Prove that opposite sides of a quadrilateral circumscribing a circle subtend supplementary angles at the centre of the circle.

In the below figure, P, Q, R, S are points of contact

We know that,

The tangents drawn from an external point to a circle are equal.

AS = AP

We know that,

Tangents drawn from a point outside the circle, subtend equal angles at the centre.

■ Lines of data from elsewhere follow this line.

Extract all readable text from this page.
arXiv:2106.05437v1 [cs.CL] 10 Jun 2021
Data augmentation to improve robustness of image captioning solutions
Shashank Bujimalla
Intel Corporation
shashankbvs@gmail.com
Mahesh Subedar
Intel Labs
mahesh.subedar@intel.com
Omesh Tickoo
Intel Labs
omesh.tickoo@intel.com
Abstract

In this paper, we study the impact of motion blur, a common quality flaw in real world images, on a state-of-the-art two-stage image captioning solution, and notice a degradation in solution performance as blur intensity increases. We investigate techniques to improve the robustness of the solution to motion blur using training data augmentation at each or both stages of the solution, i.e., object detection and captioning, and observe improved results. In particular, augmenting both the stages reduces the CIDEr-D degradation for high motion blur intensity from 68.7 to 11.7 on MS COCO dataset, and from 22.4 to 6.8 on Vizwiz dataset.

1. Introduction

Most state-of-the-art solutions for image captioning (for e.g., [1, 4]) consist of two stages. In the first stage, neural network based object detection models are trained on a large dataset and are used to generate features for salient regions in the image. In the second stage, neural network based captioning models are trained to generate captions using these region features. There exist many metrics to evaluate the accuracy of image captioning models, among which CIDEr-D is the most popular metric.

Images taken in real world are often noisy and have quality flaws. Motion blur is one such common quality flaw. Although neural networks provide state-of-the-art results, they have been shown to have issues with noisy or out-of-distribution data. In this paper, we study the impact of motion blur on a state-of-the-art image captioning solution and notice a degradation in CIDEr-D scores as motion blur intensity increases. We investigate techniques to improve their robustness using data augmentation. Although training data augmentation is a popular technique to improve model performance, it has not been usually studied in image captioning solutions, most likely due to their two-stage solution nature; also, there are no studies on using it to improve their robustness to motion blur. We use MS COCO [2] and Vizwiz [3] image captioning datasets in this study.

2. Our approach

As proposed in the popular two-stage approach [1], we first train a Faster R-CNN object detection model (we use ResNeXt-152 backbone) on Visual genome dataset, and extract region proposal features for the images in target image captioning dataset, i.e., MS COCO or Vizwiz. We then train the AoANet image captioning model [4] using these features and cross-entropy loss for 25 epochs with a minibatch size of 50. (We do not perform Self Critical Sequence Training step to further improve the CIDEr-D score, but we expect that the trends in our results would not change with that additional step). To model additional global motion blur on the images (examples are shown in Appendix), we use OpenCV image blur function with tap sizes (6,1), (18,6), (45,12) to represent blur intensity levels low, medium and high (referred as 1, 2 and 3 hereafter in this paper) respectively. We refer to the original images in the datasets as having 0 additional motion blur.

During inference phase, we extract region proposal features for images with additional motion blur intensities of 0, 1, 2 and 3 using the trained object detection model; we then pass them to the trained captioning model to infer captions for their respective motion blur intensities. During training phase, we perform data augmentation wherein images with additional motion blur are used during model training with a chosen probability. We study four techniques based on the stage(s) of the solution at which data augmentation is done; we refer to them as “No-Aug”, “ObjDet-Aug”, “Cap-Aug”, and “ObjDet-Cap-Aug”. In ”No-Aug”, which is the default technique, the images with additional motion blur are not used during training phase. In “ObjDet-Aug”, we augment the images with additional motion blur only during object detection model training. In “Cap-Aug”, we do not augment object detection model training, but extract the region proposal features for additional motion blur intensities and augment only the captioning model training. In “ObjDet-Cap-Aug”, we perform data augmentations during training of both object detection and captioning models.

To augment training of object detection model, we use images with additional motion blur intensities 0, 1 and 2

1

∠1 = ∠2, ∠3 = ∠4, ∠5 = ∠6, ∠7 = ∠8.

Since complete angle is 360° at the centre,

We have,

⇒ ∠1 + ∠2 + ∠3 + ∠4 + ∠5 + ∠6 + ∠7 + ∠8 = 360°

⇒ ∠1 + ∠1 + ∠4 + ∠4 + ∠5 + ∠5 + ∠8 + ∠8 = 360° or ∠2 + ∠2 + ∠3 + ∠3 + ∠6 + ∠6 + ∠7 + ∠7 = 360°

⇒ 2(∠1 + ∠8 + ∠4 + ∠5) = 360° or 2 (∠2 + ∠3 + ∠6 + ∠7) = 360°

⇒ ∠1 + ∠8 + ∠4 + ∠5 = 180° or ∠2 + ∠3 + ∠6 + ∠7 = 180° …………(1)

From above figure,

∠1 + ∠8 = ∠AOD, ∠4 + ∠5 = ∠BOC and ∠2 + ∠3 = ∠AOB, ∠6 + ∠7 = ∠COD

Substituting above values in equation (1), we get :

⇒ ∠AOD + ∠BOC = 180° or ∠AOB + ∠COD = 180°

∠AOD and ∠BOC are angles subtended by opposite sides of quadrilateral circumscribing a circle and the sum of the two is 180°.

Hence, proved that opposite sides of a quadrilateral circumscribing a circle subtend supplementary angles at the centre of the circle.